Someone asked this on a previous Friday (Debby?), and I said no. Then I thought about it some more and decided that was pitiful, so I am now making a more concerted effort to find men to drool over. (Fact? Fiction? Even I’m not sure, on this one.)
… how long do I take to get ready to go somewhere?
About three hours. (Fiction!) Hmmm. From shower to out-the-door, including blow-drying my hair, about 50 minutes if I’m trying to look nice. But I don’t wash my hair every day, and I don’t shave my legs every day, and I’m rarely trying to look anything other than dressed, so there’s a lot of variables involved.

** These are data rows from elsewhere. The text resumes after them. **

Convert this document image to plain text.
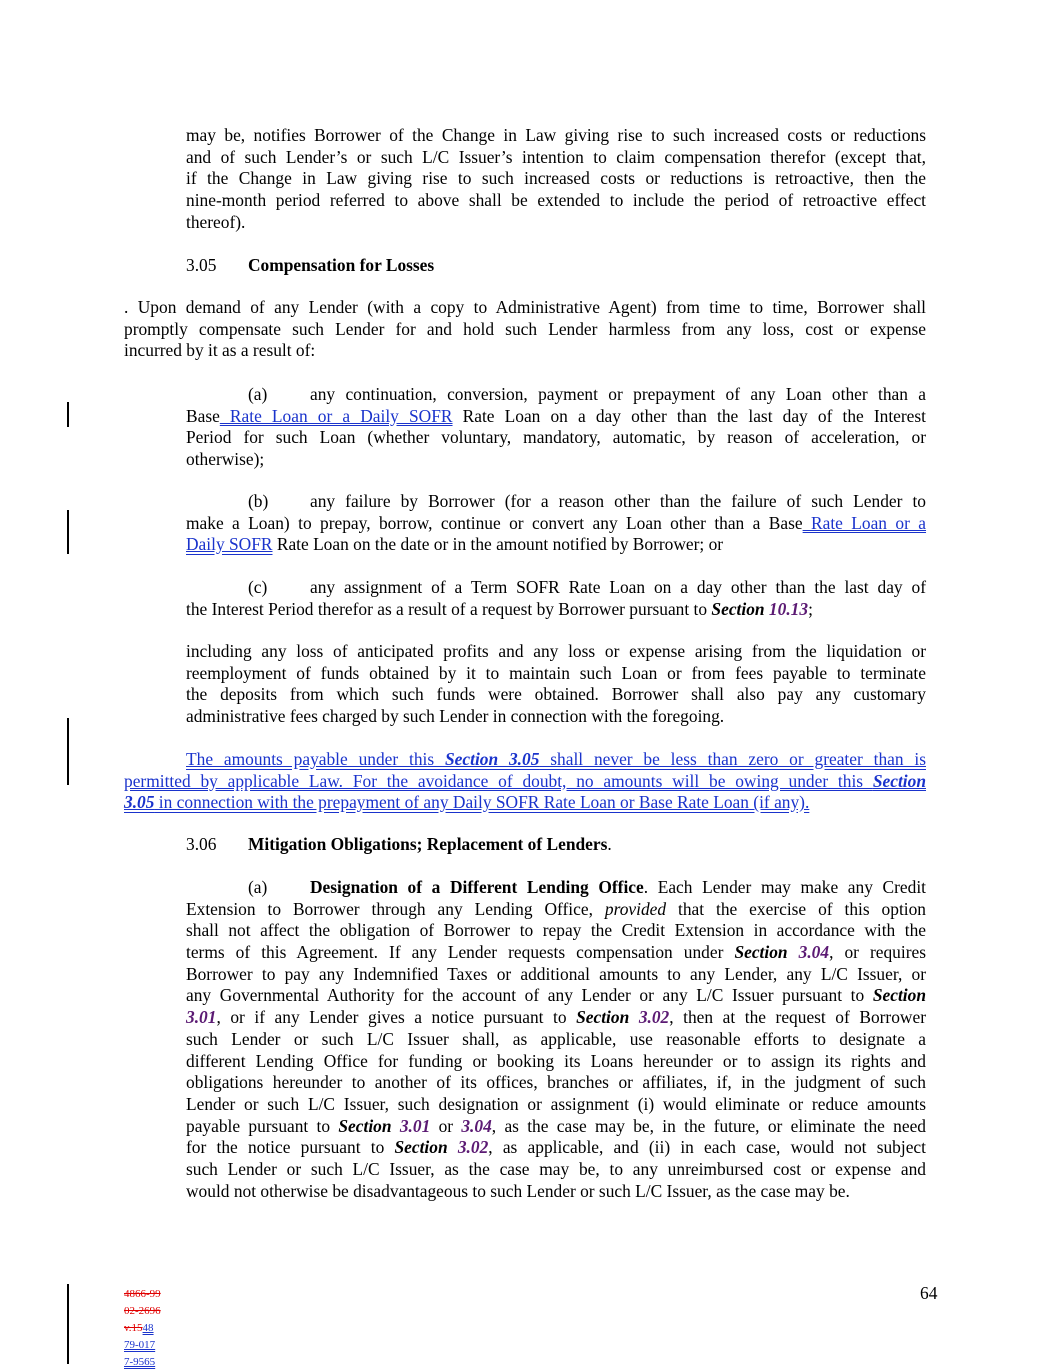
may be, notifies Borrower of the Change in Law giving rise to such increased costs or reductions
and of such Lender’s or such L/C Issuer’s intention to claim compensation therefor (except that,
if the Change in Law giving rise to such increased costs or reductions is retroactive, then the
nine-month period referred to above shall be extended to include the period of retroactive effect
thereof).
3.05 Compensation for Losses
. Upon demand of any Lender (with a copy to Administrative Agent) from time to time, Borrower shall
promptly compensate such Lender for and hold such Lender harmless from any loss, cost or expense
incurred by it as a result of:
(a)	any continuation, conversion, payment or prepayment of any Loan other than a
Base Rate Loan or a Daily SOFR Rate Loan on a day other than the last day of the Interest
Period for such Loan (whether voluntary, mandatory, automatic, by reason of acceleration, or
otherwise);
(b)	any failure by Borrower (for a reason other than the failure of such Lender to
make a Loan) to prepay, borrow, continue or convert any Loan other than a Base Rate Loan or a
Daily SOFR Rate Loan on the date or in the amount notified by Borrower; or
(c)	any assignment of a Term SOFR Rate Loan on a day other than the last day of
the Interest Period therefor as a result of a request by Borrower pursuant to Section 10.13;
including any loss of anticipated profits and any loss or expense arising from the liquidation or
reemployment of funds obtained by it to maintain such Loan or from fees payable to terminate
the deposits from which such funds were obtained. Borrower shall also pay any customary
administrative fees charged by such Lender in connection with the foregoing.
The amounts payable under this Section 3.05 shall never be less than zero or greater than is
permitted by applicable Law. For the avoidance of doubt, no amounts will be owing under this Section
3.05 in connection with the prepayment of any Daily SOFR Rate Loan or Base Rate Loan (if any).
3.06 Mitigation Obligations; Replacement of Lenders.
(a)	Designation of a Different Lending Office. Each Lender may make any Credit
Extension to Borrower through any Lending Office, provided that the exercise of this option
shall not affect the obligation of Borrower to repay the Credit Extension in accordance with the
terms of this Agreement. If any Lender requests compensation under Section 3.04, or requires
Borrower to pay any Indemnified Taxes or additional amounts to any Lender, any L/C Issuer, or
any Governmental Authority for the account of any Lender or any L/C Issuer pursuant to Section
3.01, or if any Lender gives a notice pursuant to Section 3.02, then at the request of Borrower
such Lender or such L/C Issuer shall, as applicable, use reasonable efforts to designate a
different Lending Office for funding or booking its Loans hereunder or to assign its rights and
obligations hereunder to another of its offices, branches or affiliates, if, in the judgment of such
Lender or such L/C Issuer, such designation or assignment (i) would eliminate or reduce amounts
payable pursuant to Section 3.01 or 3.04, as the case may be, in the future, or eliminate the need
for the notice pursuant to Section 3.02, as applicable, and (ii) in each case, would not subject
such Lender or such L/C Issuer, as the case may be, to any unreimbursed cost or expense and
would not otherwise be disadvantageous to such Lender or such L/C Issuer, as the case may be.
4866-99
02-2696
v.1548
79-017
7-9565
64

My skills in this area aren’t put to the test very often, ya know. (Fact.)
… what do my kids call me?
Her Royal Majesty Queen Mother. (Fiction, but maybe I’ll work on that one….) They call me Mama, although if the whining gets bad it sounds more like “Moooooooooooooooooomaaaaaaaaeeeeeeeeeeeeee!!!!!” Also, Chickadee is at that adorable age when she thinks it’s hilarious to call me by my first name in the stern voice of a librarian who just sucked some helium, so that’s an interesting twist on things…. (Fact. How do I make her stop??)
Okay, that concludes this week’s installment. As always, thanks for playing! Please don’t let any of the information herein bother you. Discontinue use if rash occurs.